Battling through the crowds at London’s Waterloo station last week I was struck by the ubiquitous smell of food. I wasn’t even hungry, but I can’t swear that if I hadn’t been rushing for a train I wouldn’t have been coaxed. Sixty years ago you’d have been lucky to find a rock bun and a cup of stewed tea at any station, so there was certainly room for improvement. Now, for those who cannot resist a glazed doughnut or three, there is temptation at every turn.

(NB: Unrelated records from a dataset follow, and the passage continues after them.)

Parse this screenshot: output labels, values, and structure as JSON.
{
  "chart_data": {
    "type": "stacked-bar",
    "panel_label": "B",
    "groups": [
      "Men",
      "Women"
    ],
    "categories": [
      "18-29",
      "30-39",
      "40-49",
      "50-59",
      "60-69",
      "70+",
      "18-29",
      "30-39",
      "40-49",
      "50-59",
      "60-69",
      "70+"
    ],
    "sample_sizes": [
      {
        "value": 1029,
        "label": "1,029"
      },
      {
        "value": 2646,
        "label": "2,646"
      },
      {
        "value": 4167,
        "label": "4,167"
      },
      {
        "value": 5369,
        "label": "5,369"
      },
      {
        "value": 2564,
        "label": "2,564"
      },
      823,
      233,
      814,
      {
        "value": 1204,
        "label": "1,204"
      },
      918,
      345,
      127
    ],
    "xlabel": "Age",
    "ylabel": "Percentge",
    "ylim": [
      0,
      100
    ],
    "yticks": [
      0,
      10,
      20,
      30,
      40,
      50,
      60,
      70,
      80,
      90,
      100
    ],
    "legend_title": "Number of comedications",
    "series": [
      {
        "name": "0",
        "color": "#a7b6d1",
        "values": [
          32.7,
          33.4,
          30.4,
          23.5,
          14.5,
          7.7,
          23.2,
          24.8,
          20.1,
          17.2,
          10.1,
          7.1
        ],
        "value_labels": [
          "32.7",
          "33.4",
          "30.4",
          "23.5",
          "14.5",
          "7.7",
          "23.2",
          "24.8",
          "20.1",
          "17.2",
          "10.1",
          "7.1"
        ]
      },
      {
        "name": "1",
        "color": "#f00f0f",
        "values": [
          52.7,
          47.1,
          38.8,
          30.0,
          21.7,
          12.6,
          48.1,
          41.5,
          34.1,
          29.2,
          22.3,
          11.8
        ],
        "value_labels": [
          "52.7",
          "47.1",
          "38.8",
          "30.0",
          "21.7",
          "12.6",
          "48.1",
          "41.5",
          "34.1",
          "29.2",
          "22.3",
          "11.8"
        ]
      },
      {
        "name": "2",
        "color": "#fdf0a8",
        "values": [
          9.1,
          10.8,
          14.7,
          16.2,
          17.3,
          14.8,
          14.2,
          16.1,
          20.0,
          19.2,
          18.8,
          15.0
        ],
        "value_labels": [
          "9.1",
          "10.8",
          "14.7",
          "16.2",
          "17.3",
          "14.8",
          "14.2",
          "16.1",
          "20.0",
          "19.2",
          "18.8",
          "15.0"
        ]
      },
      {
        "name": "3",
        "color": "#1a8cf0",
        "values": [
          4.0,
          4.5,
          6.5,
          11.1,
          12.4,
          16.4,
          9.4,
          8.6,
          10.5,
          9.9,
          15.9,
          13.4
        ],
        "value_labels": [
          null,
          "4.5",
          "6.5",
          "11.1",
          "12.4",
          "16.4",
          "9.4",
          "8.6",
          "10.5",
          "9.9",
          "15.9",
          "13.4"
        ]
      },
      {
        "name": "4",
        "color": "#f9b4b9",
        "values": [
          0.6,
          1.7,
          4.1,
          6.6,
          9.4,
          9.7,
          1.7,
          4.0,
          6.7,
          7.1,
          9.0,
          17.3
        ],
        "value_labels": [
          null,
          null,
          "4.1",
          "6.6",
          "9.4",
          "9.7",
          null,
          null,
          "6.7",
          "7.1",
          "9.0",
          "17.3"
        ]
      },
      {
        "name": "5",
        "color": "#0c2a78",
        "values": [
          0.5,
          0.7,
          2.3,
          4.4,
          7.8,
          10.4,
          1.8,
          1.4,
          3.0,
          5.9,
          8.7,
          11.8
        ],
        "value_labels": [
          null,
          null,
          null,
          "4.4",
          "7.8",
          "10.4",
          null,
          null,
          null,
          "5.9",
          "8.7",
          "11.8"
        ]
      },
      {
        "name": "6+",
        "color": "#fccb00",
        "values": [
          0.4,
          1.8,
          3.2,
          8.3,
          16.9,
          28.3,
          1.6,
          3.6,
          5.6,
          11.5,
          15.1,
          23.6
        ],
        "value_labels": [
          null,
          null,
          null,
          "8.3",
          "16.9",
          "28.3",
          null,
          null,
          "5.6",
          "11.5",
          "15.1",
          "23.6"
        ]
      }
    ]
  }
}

I know someone who manages a call center, employing people for the minimum wage. She tells me that between the hours of twelve and two there is a constant stream of lunch deliveries ordered in by her staff. You might think that for someone earning less than $15 an hour, dropping more than $10 a day on a chicken combo plus a can of soda doesn’t make sense, when you could get up ten minutes earlier and make a cheese sandwich. That too would be a choice. But no. This is how obesity gets its sneaky foot in the door.

What’s the answer? I don’t know, but I’m pretty sure adopting expressions like “living with obesity” doesn’t help. It dilutes any sense of personal responsibility. “A big boy did it and ran away.”

Let me not judge my brother is a noble rule to live by. I find I can just about manage it for the forty days of Lent. But how about judging ourselves? Or having the bejaysus scared out of us?

I remember the brutal words delivered to my then forty-five-year-old father by our family doctor: “You are digging your grave with your teeth.”!Missing the cheap cigs he’d enjoyed in the navy, and being compensated by my mother’s cooking — she was a feeder if ever there was one — my father’s weight had ballooned.

Terrified by the doctor’s warning, he began the long slog of permanent weight loss the next day, overcoming the embarrassment of picking at girlie salads while his building trade mates lunched on man-sized sandwiches.

He refused, you might say, to live with obesity.